The exhibition of Chadari VS Lungi which was addressing the social and cultural perspective towards femininity and masculinity divisions, with its diverse and detailed designs and artwork created interest and debate among Afghans in different walks of life. The exhibition was opened to general public for two days where from traditional to modern Afghan men and women came for its visit.

Since it was held at the time of the presidential campaign where the competition among the candidates were at its peak, even though Farkhunda Zahra Naderi chose to work on peace process instead of joining the election, but due to her political background her art work was attacked by the electoral rivalry atmosphere. Therefore, President Ghani's team took the advantage of time to misinterpret her speech and exhibition in social media by organising a negative campaign by their social media activists by spreading wrong information and allegations against her. Therefore, political figures loyal to President Ghani, intensified the negative reactions towards the exhibition.
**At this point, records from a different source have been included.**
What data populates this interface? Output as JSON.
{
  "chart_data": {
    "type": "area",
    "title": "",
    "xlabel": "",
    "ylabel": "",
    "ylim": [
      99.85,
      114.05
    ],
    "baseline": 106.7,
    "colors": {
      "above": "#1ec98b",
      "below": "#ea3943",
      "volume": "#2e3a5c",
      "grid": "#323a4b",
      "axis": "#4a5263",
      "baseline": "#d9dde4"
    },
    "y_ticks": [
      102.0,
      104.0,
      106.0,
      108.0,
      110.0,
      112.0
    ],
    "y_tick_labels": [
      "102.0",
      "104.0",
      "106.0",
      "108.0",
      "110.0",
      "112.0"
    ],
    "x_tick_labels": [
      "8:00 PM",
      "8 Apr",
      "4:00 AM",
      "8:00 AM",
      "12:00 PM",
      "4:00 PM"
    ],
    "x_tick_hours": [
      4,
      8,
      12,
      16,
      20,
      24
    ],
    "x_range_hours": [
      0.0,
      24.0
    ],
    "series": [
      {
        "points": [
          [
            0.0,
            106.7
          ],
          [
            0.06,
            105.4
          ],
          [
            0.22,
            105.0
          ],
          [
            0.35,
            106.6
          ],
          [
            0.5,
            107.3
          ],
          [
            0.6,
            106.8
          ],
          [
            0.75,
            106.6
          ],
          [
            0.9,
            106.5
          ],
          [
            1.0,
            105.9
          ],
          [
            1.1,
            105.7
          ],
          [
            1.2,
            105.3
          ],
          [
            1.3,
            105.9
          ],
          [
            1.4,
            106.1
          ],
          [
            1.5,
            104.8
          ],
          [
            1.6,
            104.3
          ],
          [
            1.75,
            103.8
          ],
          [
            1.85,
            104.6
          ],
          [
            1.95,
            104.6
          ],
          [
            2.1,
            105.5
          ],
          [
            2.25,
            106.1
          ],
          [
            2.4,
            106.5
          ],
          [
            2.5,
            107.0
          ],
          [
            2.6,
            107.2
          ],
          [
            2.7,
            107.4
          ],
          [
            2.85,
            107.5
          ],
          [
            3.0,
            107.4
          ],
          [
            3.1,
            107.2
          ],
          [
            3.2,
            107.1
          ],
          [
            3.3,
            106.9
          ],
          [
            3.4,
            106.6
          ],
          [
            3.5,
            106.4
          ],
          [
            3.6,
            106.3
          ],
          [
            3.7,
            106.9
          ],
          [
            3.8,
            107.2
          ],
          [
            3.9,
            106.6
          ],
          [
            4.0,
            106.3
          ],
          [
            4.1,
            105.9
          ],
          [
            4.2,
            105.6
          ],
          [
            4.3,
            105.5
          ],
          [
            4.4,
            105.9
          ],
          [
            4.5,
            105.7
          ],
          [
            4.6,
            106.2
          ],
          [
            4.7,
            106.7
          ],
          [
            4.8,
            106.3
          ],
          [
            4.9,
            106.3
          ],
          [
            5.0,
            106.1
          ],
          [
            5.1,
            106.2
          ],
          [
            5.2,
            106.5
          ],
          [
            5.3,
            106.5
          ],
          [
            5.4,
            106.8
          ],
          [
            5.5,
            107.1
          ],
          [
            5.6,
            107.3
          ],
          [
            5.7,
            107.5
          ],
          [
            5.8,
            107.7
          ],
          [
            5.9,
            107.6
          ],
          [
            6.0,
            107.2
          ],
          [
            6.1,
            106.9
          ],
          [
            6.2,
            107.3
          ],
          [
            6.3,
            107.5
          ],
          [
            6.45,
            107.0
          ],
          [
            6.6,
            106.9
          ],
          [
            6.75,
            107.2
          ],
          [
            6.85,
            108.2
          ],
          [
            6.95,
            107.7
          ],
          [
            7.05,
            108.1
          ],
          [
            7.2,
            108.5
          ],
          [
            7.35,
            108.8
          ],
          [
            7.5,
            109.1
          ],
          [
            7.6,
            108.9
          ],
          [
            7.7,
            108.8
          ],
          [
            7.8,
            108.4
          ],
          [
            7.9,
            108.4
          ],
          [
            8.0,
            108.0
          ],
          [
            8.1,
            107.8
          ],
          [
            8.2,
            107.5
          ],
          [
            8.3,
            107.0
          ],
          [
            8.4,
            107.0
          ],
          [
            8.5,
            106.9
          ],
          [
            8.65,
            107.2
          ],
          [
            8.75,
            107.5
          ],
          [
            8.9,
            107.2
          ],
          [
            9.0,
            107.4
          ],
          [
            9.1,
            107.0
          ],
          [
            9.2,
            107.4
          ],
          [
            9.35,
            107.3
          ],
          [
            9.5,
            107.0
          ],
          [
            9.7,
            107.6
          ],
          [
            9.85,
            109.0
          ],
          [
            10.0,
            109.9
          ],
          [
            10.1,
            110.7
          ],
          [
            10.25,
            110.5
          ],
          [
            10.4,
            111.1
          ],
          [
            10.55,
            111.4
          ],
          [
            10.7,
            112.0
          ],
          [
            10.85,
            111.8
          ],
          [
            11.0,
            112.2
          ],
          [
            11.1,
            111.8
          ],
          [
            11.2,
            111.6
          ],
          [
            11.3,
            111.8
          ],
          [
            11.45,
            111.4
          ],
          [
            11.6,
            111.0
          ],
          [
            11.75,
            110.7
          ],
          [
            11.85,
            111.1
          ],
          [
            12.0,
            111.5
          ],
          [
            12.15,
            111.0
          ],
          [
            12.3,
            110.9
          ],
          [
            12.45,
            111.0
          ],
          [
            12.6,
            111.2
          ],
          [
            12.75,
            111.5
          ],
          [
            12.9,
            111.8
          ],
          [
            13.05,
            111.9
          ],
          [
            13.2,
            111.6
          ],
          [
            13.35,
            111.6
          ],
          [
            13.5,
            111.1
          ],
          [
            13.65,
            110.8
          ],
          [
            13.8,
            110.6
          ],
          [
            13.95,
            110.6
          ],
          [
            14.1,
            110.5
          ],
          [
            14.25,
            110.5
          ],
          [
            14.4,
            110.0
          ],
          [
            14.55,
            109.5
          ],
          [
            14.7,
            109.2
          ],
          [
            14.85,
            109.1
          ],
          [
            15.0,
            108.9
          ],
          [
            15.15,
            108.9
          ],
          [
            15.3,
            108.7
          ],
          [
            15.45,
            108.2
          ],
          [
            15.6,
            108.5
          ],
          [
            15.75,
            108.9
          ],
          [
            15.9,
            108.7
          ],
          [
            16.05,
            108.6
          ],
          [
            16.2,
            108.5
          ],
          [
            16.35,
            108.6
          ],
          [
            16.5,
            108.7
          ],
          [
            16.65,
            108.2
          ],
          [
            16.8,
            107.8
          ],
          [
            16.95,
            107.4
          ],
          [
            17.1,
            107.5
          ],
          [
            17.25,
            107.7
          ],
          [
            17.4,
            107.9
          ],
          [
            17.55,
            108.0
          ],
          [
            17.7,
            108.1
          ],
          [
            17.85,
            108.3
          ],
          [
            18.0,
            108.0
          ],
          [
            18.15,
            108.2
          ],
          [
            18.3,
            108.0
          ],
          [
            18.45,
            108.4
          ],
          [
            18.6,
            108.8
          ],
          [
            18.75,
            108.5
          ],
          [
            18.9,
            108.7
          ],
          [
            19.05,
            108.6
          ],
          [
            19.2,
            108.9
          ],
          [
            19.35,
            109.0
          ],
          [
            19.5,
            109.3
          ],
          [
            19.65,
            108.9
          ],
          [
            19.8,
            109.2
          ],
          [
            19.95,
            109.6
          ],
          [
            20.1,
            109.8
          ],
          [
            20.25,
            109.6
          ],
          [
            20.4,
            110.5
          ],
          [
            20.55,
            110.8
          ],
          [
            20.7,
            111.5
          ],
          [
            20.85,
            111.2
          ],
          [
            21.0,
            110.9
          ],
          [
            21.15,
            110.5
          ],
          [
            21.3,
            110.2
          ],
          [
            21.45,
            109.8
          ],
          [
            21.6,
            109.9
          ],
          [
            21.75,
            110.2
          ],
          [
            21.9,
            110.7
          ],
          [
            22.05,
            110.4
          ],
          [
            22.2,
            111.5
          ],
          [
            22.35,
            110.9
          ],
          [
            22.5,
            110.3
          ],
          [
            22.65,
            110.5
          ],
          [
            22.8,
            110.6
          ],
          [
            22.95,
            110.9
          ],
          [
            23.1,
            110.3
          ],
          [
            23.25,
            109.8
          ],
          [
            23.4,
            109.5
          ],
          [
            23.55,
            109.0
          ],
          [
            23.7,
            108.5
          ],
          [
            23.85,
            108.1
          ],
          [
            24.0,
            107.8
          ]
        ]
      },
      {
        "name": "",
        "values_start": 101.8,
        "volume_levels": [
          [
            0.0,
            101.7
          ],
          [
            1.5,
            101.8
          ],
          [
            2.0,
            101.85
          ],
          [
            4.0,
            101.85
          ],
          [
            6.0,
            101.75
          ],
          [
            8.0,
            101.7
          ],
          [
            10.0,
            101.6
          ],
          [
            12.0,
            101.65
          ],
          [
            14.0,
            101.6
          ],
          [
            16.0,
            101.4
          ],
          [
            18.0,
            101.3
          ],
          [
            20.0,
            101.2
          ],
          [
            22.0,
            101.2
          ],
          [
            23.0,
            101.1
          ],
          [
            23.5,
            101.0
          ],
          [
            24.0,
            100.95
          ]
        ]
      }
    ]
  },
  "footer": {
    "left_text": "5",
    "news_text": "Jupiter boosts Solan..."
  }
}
Hence, some senators in the House of Senate (Meshrano Jirga) who were under the influence of government accused Ms Naderi of insulting the men's traditional clothing and introduced her to the attorney office to be prosecuted.

===Women's rights activist===
Farkhunda Zahra Naderi is a women's rights and human rights activist. From community to national level she fought against different forms of violence against women and raised voice not only regarding the existence of violences against women but also regarding the awareness of the EVAW Law. She worked on the improvement of the EVAW Law in the women's rights commission, but when she realised as a draft the EVAW law would not get votes and its gains will be lost, she worked to support the implementation of the law. She used her oversight role as an MP to make the relevant governmental bodies mainly ministries accountable for the implementation of its articles.

Naderi was also actively engaged in Farkhunda Malikzada's case and supported her case throughout. She also followed up Malikzada's case in the court by attending the public hearings until the verdict of the court was passed. She expressed her objections to the verdict of the court as she believed the court acted in a partial manner towards accused people being involved in [Farkhunda Malikzada]'s case.